Mosley, who said Kissinger had described the company to him as “revolutionary,” wrote to Holmes in a September 2014 email that he wanted to share with others a memo he wrote for the former diplomat extolling the high-flying company’s prospects.

“Dr. Kissinger has mentioned a couple of other families with whom he has had a very long relationship as possible candidates for investors,” Mosley wrote in the email, which was shown to the jury.

Dracopoulos, co-president of an Athens-based foundation named for his father, the late Greek shipping magnate Stavros Niarchos, made a visit with Mosley to Theranos before making a $25 million investment. 

The purpose “was to introduce individuals at the Stavros Niarchos Foundation that wanted to meet with Elizabeth so that they could do their own analysis as to whether it was something of interest to them,” Mosley said. 

Prosecutors called Mosley to counter arguments by lawyers for Holmes that Theranos investors were sophisticated enough to understand what they were getting into. Holmes is accused of duping investors and misleading patients by lying about the capabilities of Theranos machines and the company’s financial well-being.

Mosley made it sound like he thoroughly digested everything he could get his hands on: shareholder agreements, reports purporting to be from pharmaceutical companies that verified Theranos blood-testing technology and every shred of material Holmes sent him about her company, along with news stories. 

Read More: The Spectacular Rise and Fall of Elizabeth Holmes and Theranos

Those materials, shown to the jury, included drug company endorsements that evidence has shown were fabricated by Theranos; statements about blood analyzers being adopted by the U.S. military that have been challenged at trial as false; and projections of revenue and income that other witnesses have said were massively overstated. 

Mosley’s testimony also shed light on the financial structure of Theranos, particularly how the closely held company’s shares were allocated in a way that allowed Holmes to be dubbed the youngest self-made female billionaire in 2014.

He walked the jury through the research memo he wrote for Kissinger and explained that Holmes owned all of the company’s class B shares, which had 100 times the voting power of other classes.
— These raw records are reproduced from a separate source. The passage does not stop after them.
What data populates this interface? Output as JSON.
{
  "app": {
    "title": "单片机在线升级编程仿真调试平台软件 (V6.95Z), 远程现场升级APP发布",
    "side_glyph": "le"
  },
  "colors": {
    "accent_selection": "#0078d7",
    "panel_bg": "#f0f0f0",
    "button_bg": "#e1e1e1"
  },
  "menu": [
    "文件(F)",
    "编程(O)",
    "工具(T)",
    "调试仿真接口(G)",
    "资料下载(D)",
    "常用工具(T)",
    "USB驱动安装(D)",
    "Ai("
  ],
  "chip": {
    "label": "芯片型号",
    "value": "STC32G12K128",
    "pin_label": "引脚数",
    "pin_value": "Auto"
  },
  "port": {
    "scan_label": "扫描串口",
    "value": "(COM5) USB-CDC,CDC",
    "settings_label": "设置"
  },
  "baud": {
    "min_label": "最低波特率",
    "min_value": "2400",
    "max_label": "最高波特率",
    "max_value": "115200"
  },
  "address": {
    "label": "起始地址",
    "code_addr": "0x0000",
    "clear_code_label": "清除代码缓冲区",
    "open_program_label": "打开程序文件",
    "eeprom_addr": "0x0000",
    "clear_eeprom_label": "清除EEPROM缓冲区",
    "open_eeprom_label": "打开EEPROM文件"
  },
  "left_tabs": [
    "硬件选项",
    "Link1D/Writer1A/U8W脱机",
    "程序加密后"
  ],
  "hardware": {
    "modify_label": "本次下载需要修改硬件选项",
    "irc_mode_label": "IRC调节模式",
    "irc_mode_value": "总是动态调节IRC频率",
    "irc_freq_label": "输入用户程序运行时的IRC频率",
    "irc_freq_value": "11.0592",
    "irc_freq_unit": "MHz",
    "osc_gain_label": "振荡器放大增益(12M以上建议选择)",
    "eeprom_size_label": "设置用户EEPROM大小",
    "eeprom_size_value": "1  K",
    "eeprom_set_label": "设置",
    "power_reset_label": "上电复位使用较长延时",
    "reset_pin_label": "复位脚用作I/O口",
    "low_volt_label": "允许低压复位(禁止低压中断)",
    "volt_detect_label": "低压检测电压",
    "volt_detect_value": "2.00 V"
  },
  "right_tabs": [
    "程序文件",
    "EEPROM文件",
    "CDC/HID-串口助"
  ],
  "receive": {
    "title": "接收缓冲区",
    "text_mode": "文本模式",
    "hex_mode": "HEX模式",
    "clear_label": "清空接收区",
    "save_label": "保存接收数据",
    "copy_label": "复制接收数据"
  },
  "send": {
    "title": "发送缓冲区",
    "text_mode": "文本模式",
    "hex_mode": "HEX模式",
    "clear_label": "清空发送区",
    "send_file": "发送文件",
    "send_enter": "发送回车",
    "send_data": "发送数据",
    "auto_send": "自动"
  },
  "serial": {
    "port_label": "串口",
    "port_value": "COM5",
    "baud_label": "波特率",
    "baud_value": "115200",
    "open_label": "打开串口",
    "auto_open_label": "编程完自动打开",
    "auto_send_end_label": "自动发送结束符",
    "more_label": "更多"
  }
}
The upshot: Her ownership represented almost 50% of the value of the company.

“It meant Elizabeth would be absolutely in control of the company,” Mosley told the jury, adding that this was a good quality. She was “obviously the visionary” who created this company, he said. “Having her in control of the company was a good thing.”
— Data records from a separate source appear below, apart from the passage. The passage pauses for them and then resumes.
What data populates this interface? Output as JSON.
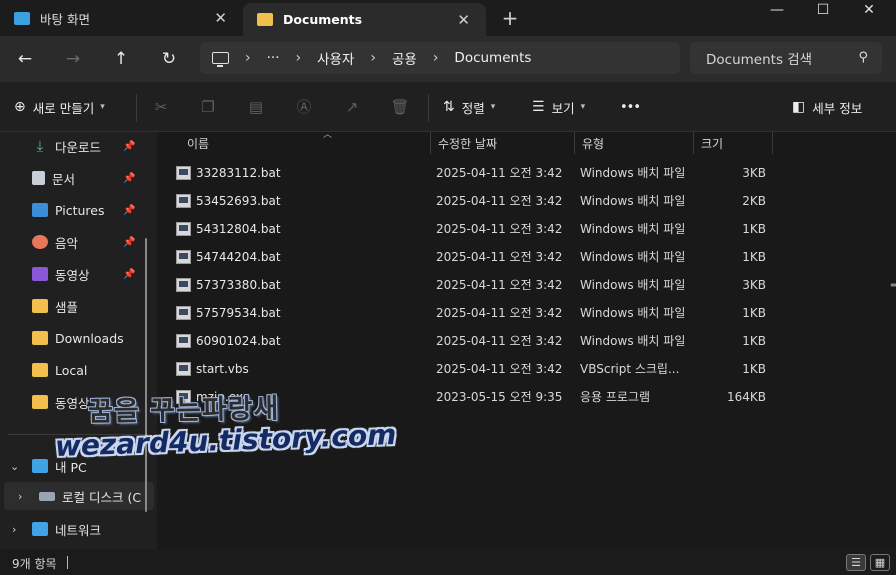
{
  "tabs": [
    {
      "label": "바탕 화면",
      "active": false,
      "icon": "desktop-folder-icon"
    },
    {
      "label": "Documents",
      "active": true,
      "icon": "folder-icon"
    }
  ],
  "window_controls": {
    "minimize": "—",
    "maximize": "☐",
    "close": "✕"
  },
  "nav": {
    "back": "back-arrow-icon",
    "forward": "forward-arrow-icon",
    "up": "up-arrow-icon",
    "refresh": "refresh-icon"
  },
  "address": {
    "segments": [
      "···",
      "사용자",
      "공용",
      "Documents"
    ]
  },
  "search": {
    "placeholder": "Documents 검색"
  },
  "commandbar": {
    "new_label": "새로 만들기",
    "sort_label": "정렬",
    "view_label": "보기",
    "more": "•••",
    "details_label": "세부 정보"
  },
  "sidebar": {
    "quick_access": [
      {
        "label": "다운로드",
        "icon": "download-icon",
        "pinned": true
      },
      {
        "label": "문서",
        "icon": "documents-icon",
        "pinned": true
      },
      {
        "label": "Pictures",
        "icon": "pictures-icon",
        "pinned": true
      },
      {
        "label": "음악",
        "icon": "music-icon",
        "pinned": true
      },
      {
        "label": "동영상",
        "icon": "video-icon",
        "pinned": true
      },
      {
        "label": "샘플",
        "icon": "folder-icon",
        "pinned": false
      },
      {
        "label": "Downloads",
        "icon": "folder-icon",
        "pinned": false
      },
      {
        "label": "Local",
        "icon": "folder-icon",
        "pinned": false
      },
      {
        "label": "동영상",
        "icon": "folder-icon",
        "pinned": false
      }
    ],
    "this_pc": "내 PC",
    "local_disk": "로컬 디스크 (C",
    "network": "네트워크"
  },
  "columns": {
    "name": "이름",
    "date": "수정한 날짜",
    "type": "유형",
    "size": "크기"
  },
  "files": [
    {
      "name": "33283112.bat",
      "date": "2025-04-11 오전 3:42",
      "type": "Windows 배치 파일",
      "size": "3KB"
    },
    {
      "name": "53452693.bat",
      "date": "2025-04-11 오전 3:42",
      "type": "Windows 배치 파일",
      "size": "2KB"
    },
    {
      "name": "54312804.bat",
      "date": "2025-04-11 오전 3:42",
      "type": "Windows 배치 파일",
      "size": "1KB"
    },
    {
      "name": "54744204.bat",
      "date": "2025-04-11 오전 3:42",
      "type": "Windows 배치 파일",
      "size": "1KB"
    },
    {
      "name": "57373380.bat",
      "date": "2025-04-11 오전 3:42",
      "type": "Windows 배치 파일",
      "size": "3KB"
    },
    {
      "name": "57579534.bat",
      "date": "2025-04-11 오전 3:42",
      "type": "Windows 배치 파일",
      "size": "1KB"
    },
    {
      "name": "60901024.bat",
      "date": "2025-04-11 오전 3:42",
      "type": "Windows 배치 파일",
      "size": "1KB"
    },
    {
      "name": "start.vbs",
      "date": "2025-04-11 오전 3:42",
      "type": "VBScript 스크립...",
      "size": "1KB"
    },
    {
      "name": "mzip.exe",
      "date": "2023-05-15 오전 9:35",
      "type": "응용 프로그램",
      "size": "164KB"
    }
  ],
  "watermark": {
    "line1": "꿈을 꾸는파랑새",
    "line2": "wezard4u.tistory.com"
  },
  "status": {
    "count": "9개 항목"
  },
  "colors": {
    "folder": "#f0c04a",
    "accent": "#4c9be8",
    "background": "#191919"
  }
}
The series of Theranos shares Mosley invested in, C-2, contained an “unusual” mandatory redemption provision in which the board could independently determine the fair market value of the stock and approach any individual shareholder to say, “We’re liquidating your shares.”

Mosley objected to the provision, and through Holmes, he took it up with renowned attorney David Boies, who represented Theranos at the time. Mosley said he got the provision lifted for himself and his clients.

A prosecutor asked Mosley about a part of his investment agreement explaining the risk that he could lose his money. “I didn’t think I had inaccurate information,” Mosley said. “It was a risk I was a willing to take based on what I knew.”